The current understanding of the research of Pst protein effector biology is still very limited; other unknown factors, both effectors of pathogen or host, may be facilitating the primary target interactors within the host cell. The activities of effectors most probably are transformed continuously in time and space.

The common methods used to determine the roles of effectors in PTI in the aforementioned studies were conducted in either whole plant (native host or model organism) or protoplasts. The assays contain detection of ROS generation, calcium production, activation of MAPK cascades, induction of defense-related genes, and callose deposition. These methods are well optimized in N. benthamiana (Chakravarthy et al., 2009; Nguyen et al., 2010). Also, the consequences of Pst effectors, which are overexpressed or silenced, were assessed using the determinants of PTI. For example, PstHa5a23 demonstrated the competence of the effector in suppressing cell death induced by the transient expression of INF1, BAX, MKK1, and NPK1 on N. benthamiana leaves (Cheng et al., 2017). Similarly, the influence of candidate effectors on non-host pathogens was studied using the heterologous system N. benthamiana.

In these studies, the experimental methods such as yeast two-hybrid and Co-Immunoprecipitation (Co-IP) and/or pulldown allowed detection of host protein interactors, which are the key determinants of understanding how an effector is mediating its influence. One of the strategies relying on chimeric effector-tagged protein fusions was established to capture interacting partners in vivo utilizing FLAG-tag and fluorescent tags (Win et al., 2011; Petre et al., 2016).

Another key determinant to elucidate the function of the effectors is the location of the effector both extracellularly and intracellularly. The location of a protein is meaningful for the evaluation of its biological function. It is expected for a protein to be present in the subcellular location of the interaction site. Similarly, the pathogen effector needs to travel to the location of its target. Exploiting this phenomenon, the biological function or pathogenicity attribution of an effector could be estimated. For instance, an apoplastic effector is more likely to establish favorable conditions by fighting host defensive measures such as defense enzymes. If an effector localizes in the nucleolus of the host cell, it should be expected to be involved in the regulation or interference of transcription. Thereby, investigating the localization site of an effector candidate illuminates its role. It is however imperative to compare and contrast the microscopic analyses with co-infiltration of known cellular markers fused to various fluorescent proteins, green fluorescent protein (GFP), Yellow Flurescent Protein (YFP), mCherry, etc. Agrobacterium tumefaciens-compatible plant destination vectors of “Gateway Cloning” methodology were designed previously (Karimi et al., 2002). The pK7FWG2 vector is one of the destination plasmids having a strong 35S promoter site of the cauliflower mosaic virus. Cloning the effector of choice into the plasmid results in effector-GFP fusion at the C-terminal end. The versatility of this system benefitted research related to candidate effector investigation (Liu et al., 2016; Petre et al., 2016; Dagvadorj et al., 2017; Evangelisti et al., 2017).

The studies in Table 3 uncovered the biological roles of numerous effectors of yellow rust fungi fused to fluorescent protein for their interacting partners and subcellular localizations. In the majority of these studies, N. benthamiana is used as a surrogate experimental plant system, which offers a great chance to scrutinize candidate effectors inside plant cells, despite being a non-homologous plant for Pst effectors.

Experimental approaches and limitations

There is a considerable number of methods in effectoromics research including in silico, in vitro, and in vivo approaches that aid in evaluating, dissecting, and filtering these gigantic datasets generated. The most laborious and time-consuming part is to validate each effector candidate for its functions using in planta and in vitro practices.
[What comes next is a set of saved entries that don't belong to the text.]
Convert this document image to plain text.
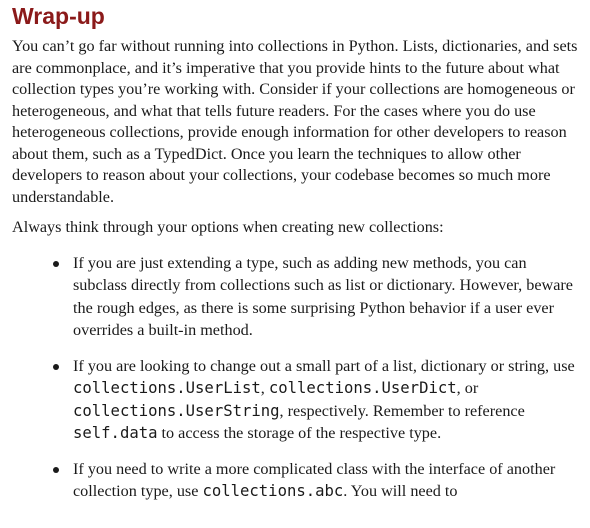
Wrap-up

You can’t go far without running into collections in Python. Lists, dictionaries, and sets are commonplace, and it’s imperative that you provide hints to the future about what collection types you’re working with. Consider if your collections are homogeneous or heterogeneous, and what that tells future readers. For the cases where you do use heterogeneous collections, provide enough information for other developers to reason about them, such as a TypedDict. Once you learn the techniques to allow other developers to reason about your collections, your codebase becomes so much more understandable.

Always think through your options when creating new collections:

If you are just extending a type, such as adding new methods, you can subclass directly from collections such as list or dictionary. However, beware the rough edges, as there is some surprising Python behavior if a user ever overrides a built-in method.
If you are looking to change out a small part of a list, dictionary or string, use collections.UserList, collections.UserDict, or collections.UserString, respectively. Remember to reference self.data to access the storage of the respective type.
If you need to write a more complicated class with the interface of another collection type, use collections.abc. You will need to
Currently, a huge number of Pst candidate effectors are still awaiting full elucidation of functions in immune responses.

In the case of Pst parasite and wheat, to meet the following conditions is extremely challenging to study effectors with high-throughput experimental approaches. Not only is it preferred to study the effectors on their native host but also it is preferred that an effector in question can be overexpressed in the native parasitic organism with peptide tags and/or fused with fluorescent proteins, so recombinantly modified pathogen can be further investigated for functional analyses on the native host. Since Pst is an “obligate biotroph” and cannot be cultured in vitro, the pathogen cannot be genetically manipulated. The only form of Pst that can be obtained is a urediniospore, which can only be germinated on water-agar plates; the effective genetic manipulation of these entities is not currently available. Nevertheless, this limitation is overcome by expressing the Pst effectors or their interactors on wheat with various engineered biological entities, which are discussed below.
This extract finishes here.